Em declarações à TVI24, Ângela explica que o seu caminho “vai continuar a ser inexistente até a decisão ser tomada”.

Mal essa decisão ocorrer, sendo positiva, quero retomar o processo que ficou parado e avançar.Está tudo pronto para avançar”, sublinha Ângela.

Uma mulher que atualmente pretenda ficar grávida do marido que já morreu, e que tenha deixado sémen reservado, pode fazê-lo no prazo de três anos, estipula uma lei esta quinta-feira aprovada, por maioria, no parlamento.

Na votação final global, o diploma teve os votos a favor do PS, Bloco de Esquerda, PCP, PAN, e Verdes. Iniciativa Liberal e as duas deputadas não inscritas Joacine Katar Moreira (ex-Livre) e Cristina Rodrigues (ex-PAN).

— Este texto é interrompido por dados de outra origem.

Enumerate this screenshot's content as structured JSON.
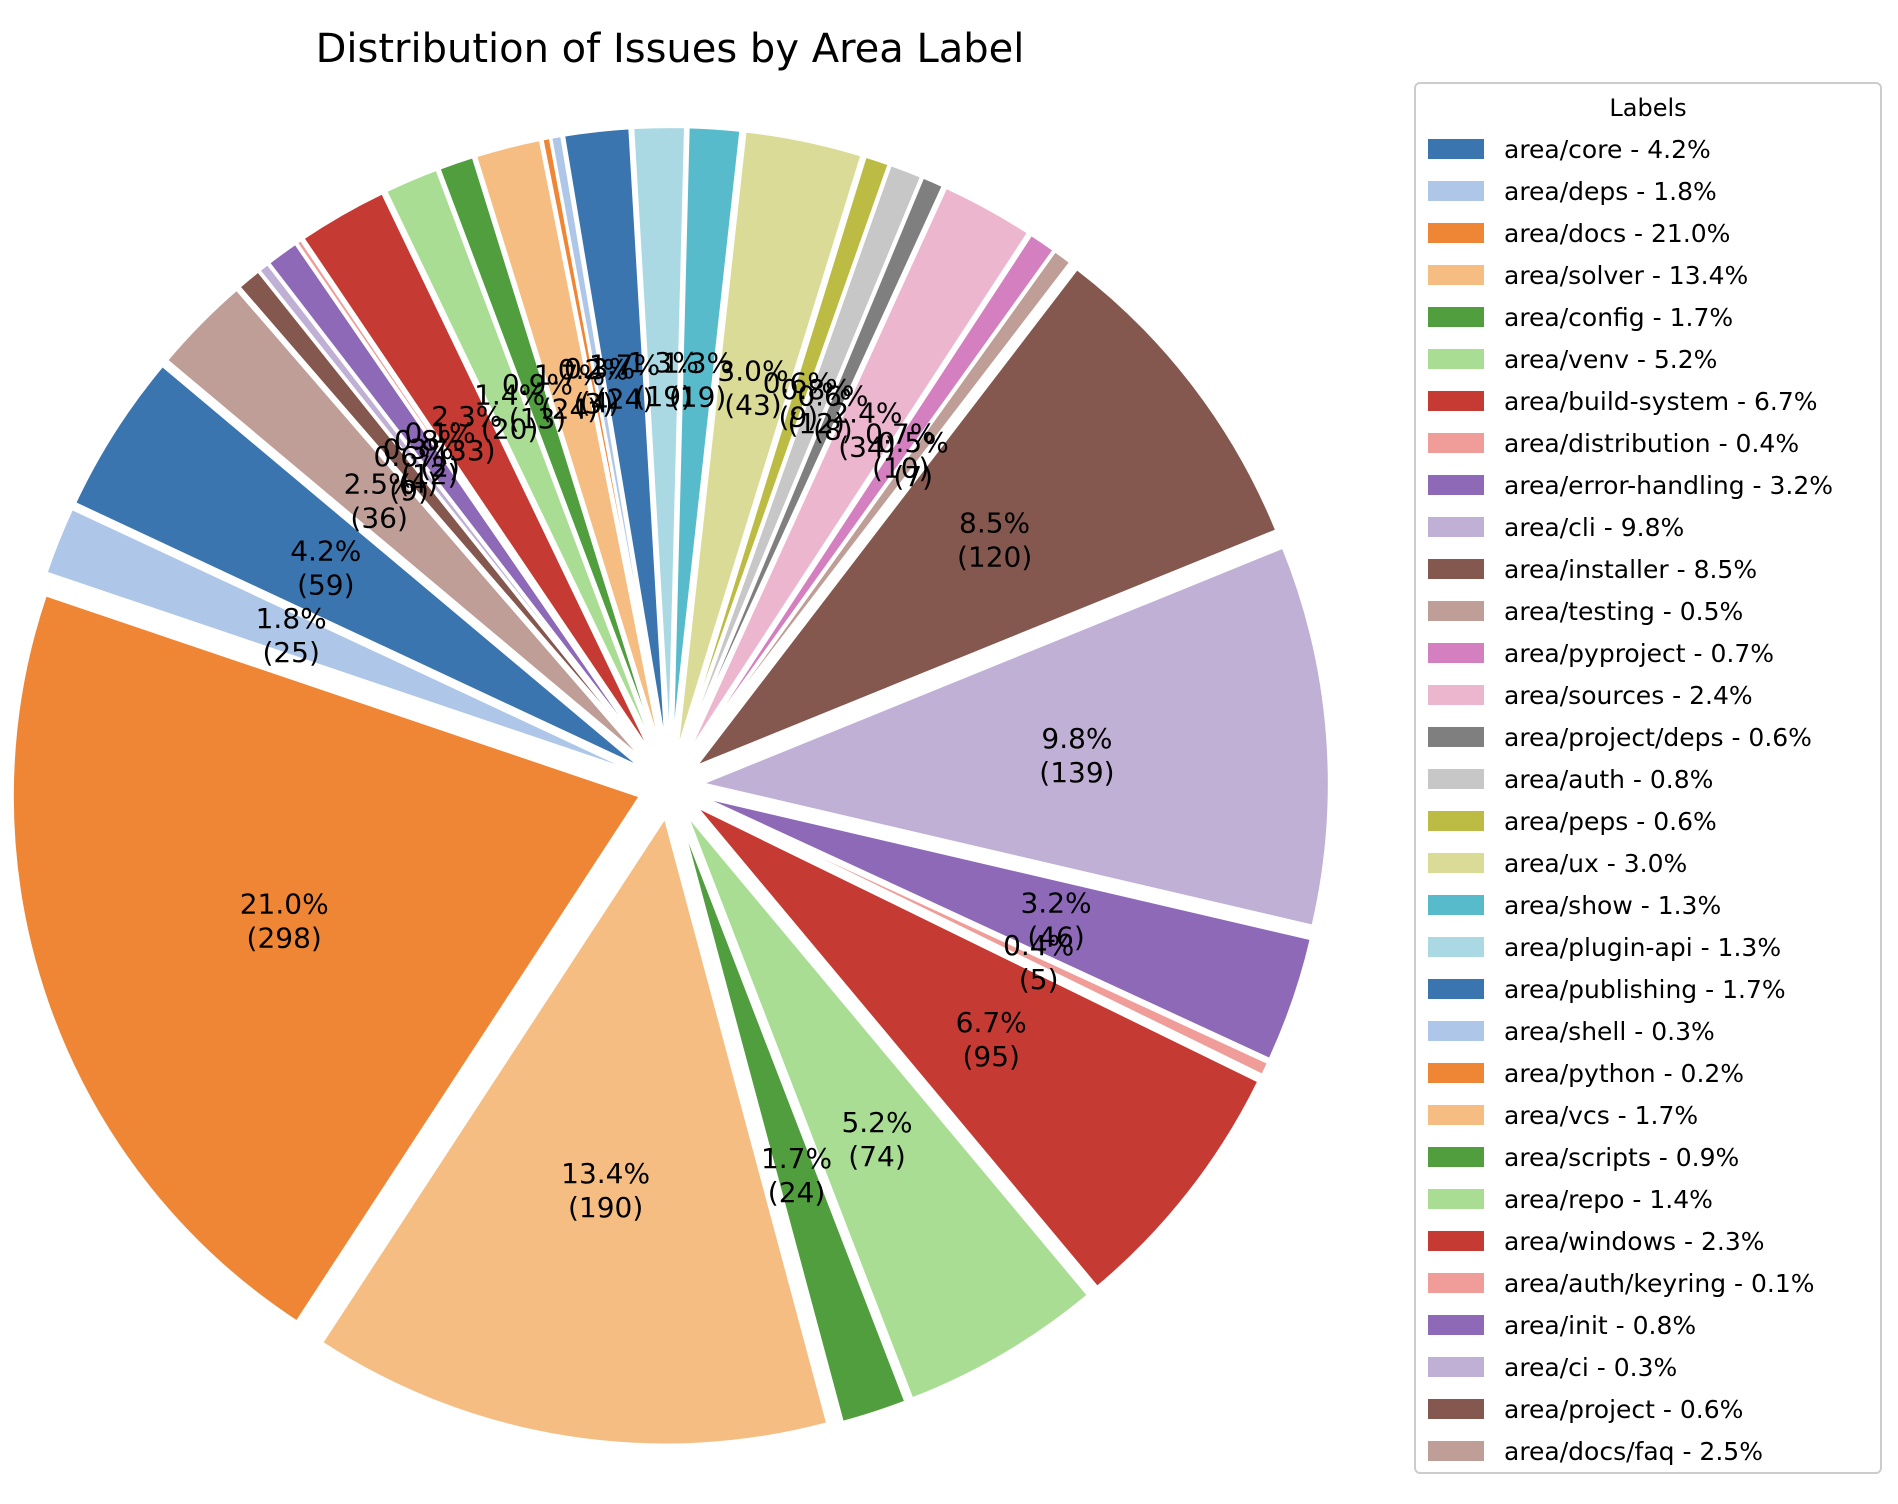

O PSD, CDS-PP e Chega votaram contra. Abstiveram-se cinco deputados do PS - Euridíce Pereira, Bruno Aragão, Filipe Neto Brandão, Porfírio Silva e Fernando Anastácio.

A constitucionalista Teresa Violante explicou ainda que a lei prevê o consentimento do futuro pai, estabelecendo um acordo por escrito em que a pessoa concorda com este projeto de parentalidade. 

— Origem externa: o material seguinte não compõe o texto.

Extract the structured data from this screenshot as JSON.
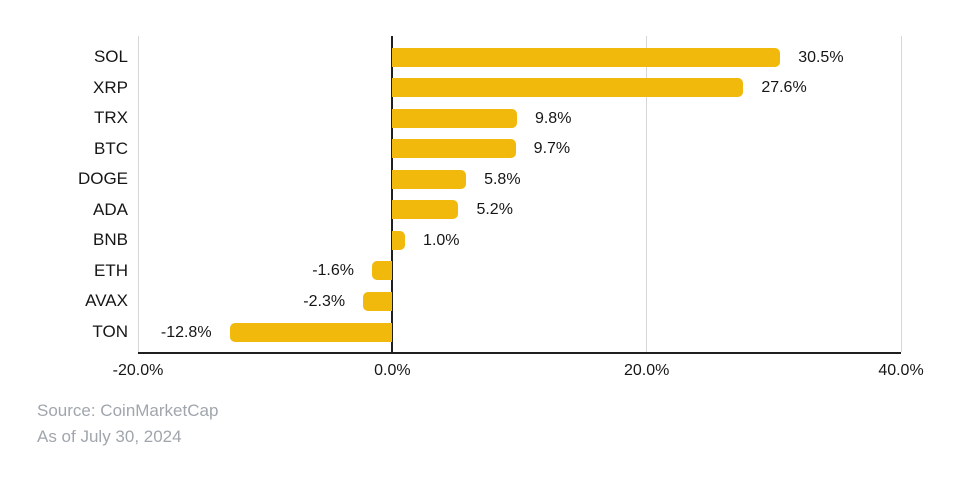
{
  "chart_data": {
    "type": "bar",
    "orientation": "horizontal",
    "categories": [
      "SOL",
      "XRP",
      "TRX",
      "BTC",
      "DOGE",
      "ADA",
      "BNB",
      "ETH",
      "AVAX",
      "TON"
    ],
    "values": [
      30.5,
      27.6,
      9.8,
      9.7,
      5.8,
      5.2,
      1.0,
      -1.6,
      -2.3,
      -12.8
    ],
    "value_labels": [
      "30.5%",
      "27.6%",
      "9.8%",
      "9.7%",
      "5.8%",
      "5.2%",
      "1.0%",
      "-1.6%",
      "-2.3%",
      "-12.8%"
    ],
    "xlim": [
      -20,
      40
    ],
    "x_ticks": [
      {
        "value": -20,
        "label": "-20.0%"
      },
      {
        "value": 0,
        "label": "0.0%"
      },
      {
        "value": 20,
        "label": "20.0%"
      },
      {
        "value": 40,
        "label": "40.0%"
      }
    ],
    "grid": "vertical-on",
    "legend": "none",
    "colors": {
      "bar": "#F0B90B",
      "gridline": "#D6D6D6",
      "axis": "#1F1F1F",
      "text": "#161616",
      "source_text": "#A0A6AC"
    }
  },
  "footer": {
    "source": "Source: CoinMarketCap",
    "as_of": "As of July 30, 2024"
  }
}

Violante reitera ainda que a lei engloba situações antes da sua prevista entrada em vigor, estabelecendo um regime excepcional e transitório.

Relativamente à questão das partilhas, Violante explica que estas não podem ocorrer imediatamente. Durante o período previsto na lei - os três anos - em que existe a possibilidade de uma gravidez, “não poderá haver partilhas”, diz a constitucionalista.